The censorship of Parastoo’s work came as somewhat of a surprise to Images. We began our relationship with the Ace Hotel as an official AiR partner with the understanding that “Ace Hotel’s Artist in Residence program is the embodiment of our [Ace Hotel’s] deep conviction that artists deliver us a critical lens through which to understand the world and ourselves.”** By the time we were preparing to install Parastoo’s exhibition, Images had already presented two programs at the Ace featuring Palestinian artists and narratives: Notes for a Guestbook, a solo exhibition of Nour Bishouty’s work (who was the Artist in Residence at the time), and For all things spoken and unwritten, a screening of films by Nour Bishouty, Alaa Abu Asad, Ulufer Çelik, Serene Husni, and Razan AlSalah, followed by a discussion between Nour and Serene. 


At the same time, we acknowledge that the censorship of Parastoo’s words and work has occurred in a context of increased censorship across our sector, and beyond, around the expression of support for the people of Palestine.

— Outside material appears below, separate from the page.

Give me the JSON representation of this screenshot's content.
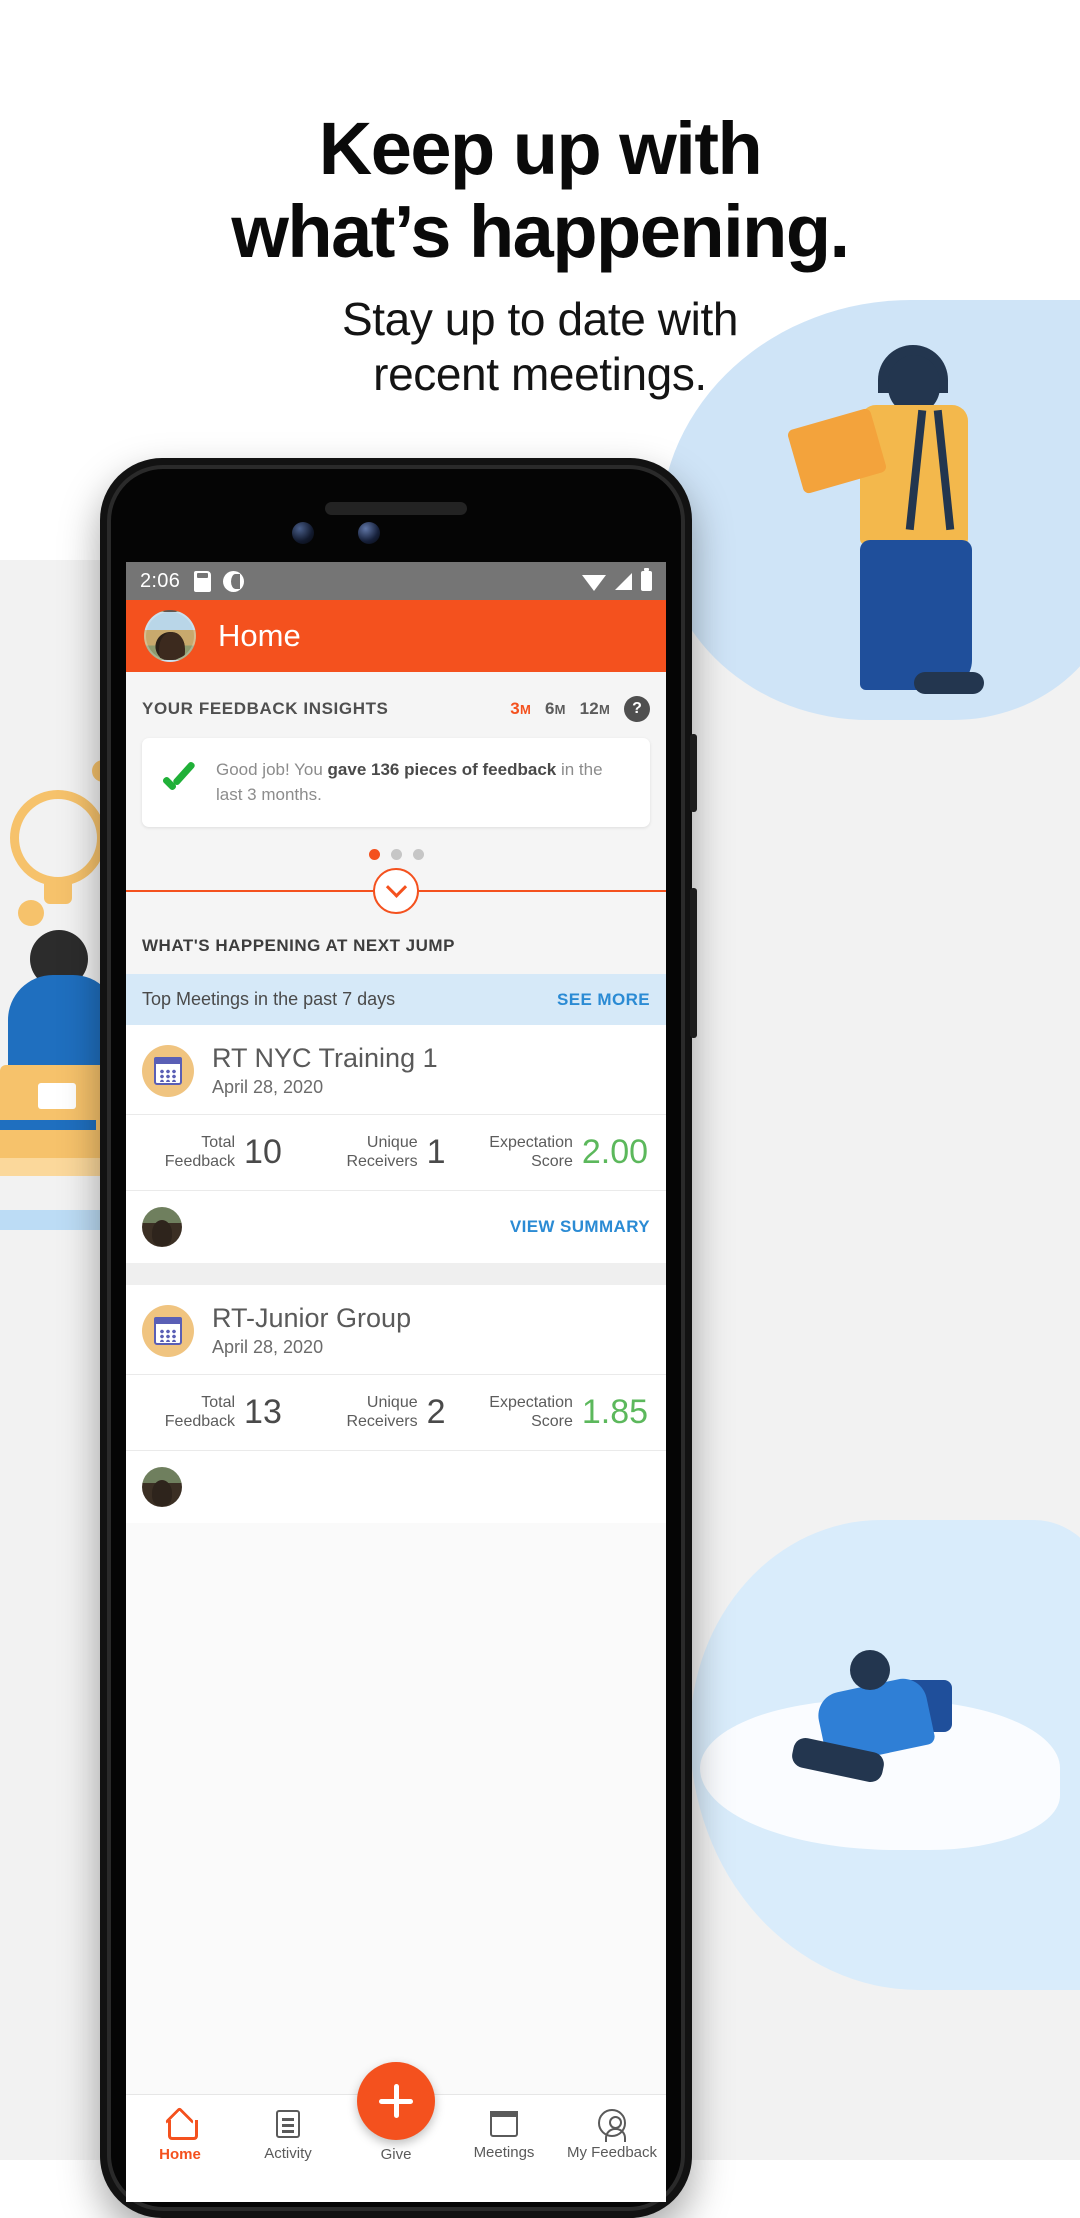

At this point, we have all witnessed numerous well-documented instances of program cancellations, as well as artists, organizations and arts workers being dismissed, forced to take leaves, silenced, and encouraged to self-censor for this reason. 


Images has had the privilege of including Palestine-focused programming in our festival over the course of our 37-year history. Our current team is striving to ensure that Images’ platform is one where artists, filmmakers, and community members, especially those who are marginalized, can be advocated for without fear of extraction or censorship. Needless to say, we are disheartened by the Ace’s abrupt change in position. As a result of the Ace’s cancellation of Parastoo’s exhibition, we have concluded our partnership with them. 


We hold dear the trust of those who continue to share their work with us and our audiences, and we have worked with Parastoo through this process. Images will continue working to foreground the voices of artists, filmmakers, and arts workers in a time when voices are being suppressed, censored and erased.


The original exhibition text remains below.


ultrablue*

Parastoo Anoushahpour, 2024.

Ink, paper, wheatpaste, replicas of modular paper used for arranging flower bouquets for the dead purchased on 28 March 2024 from Behesht Zahra cemetery, Tehran, Iran.


During her residency, beginning April 02, 2024 at Ace Hotel, Parastoo developed the installation ultrablue* , the first iteration of an ongoing moving image project with the same title. ultrablue* explores the grave as a political locus for imagination and resistance, a material remnant of an ending that defies closure forming a significant part of a people’s collective consciousness.


This exhibition is presented as part of a yearlong partnership between Ace Hotel and Images Festival. Four artists have been invited to participate in quarterly, month-long residencies at the hotel followed by an exhibition of their work. The residency took place under the theme of (g)host, extending the 2023 festival’s central inquiry and foregrounding moving images to contend with ideas at the intersection of archives, spirit, care, and hospitality.


*The ongoing genocide of the Palestinian people unfolds through images and videos on our screens, and the dominant media invents terminologies to devalue the lives lost in struggle. I, as an artist predominantly working with moving images, find myself unable to move beyond the reality and the image of unjustified violence. Death is the image that surrounds us here, in our comfort, at a safe distance far away. I stand in solidarity with the Palestinian people and their ongoing struggle for liberation. Freedom will remain an illusion until it is for everyone.

–Parastoo Anoushahpour

**https://acehotel.com/artist-in-residence/

Parastoo Anoushahpour

Parastoo Anoushahpour is an artist originally from Tehran, now based in Toronto, who works predominantly with film, video, and installation. Her recent work has been shown at the Plugin ICA, Berlinale, MoMA, The Flaherty Film Seminar, Punto de Vista Film Festival, Sharjah Film Platform, Viennale, NYFF, TIFF, Images Festival, IFF Rotterdam, Oberhausen, Experimenta in Bangalore, and Media City. Since 2013, she has developed a shared practice with Ryan Ferko and Faraz Anoushahpour.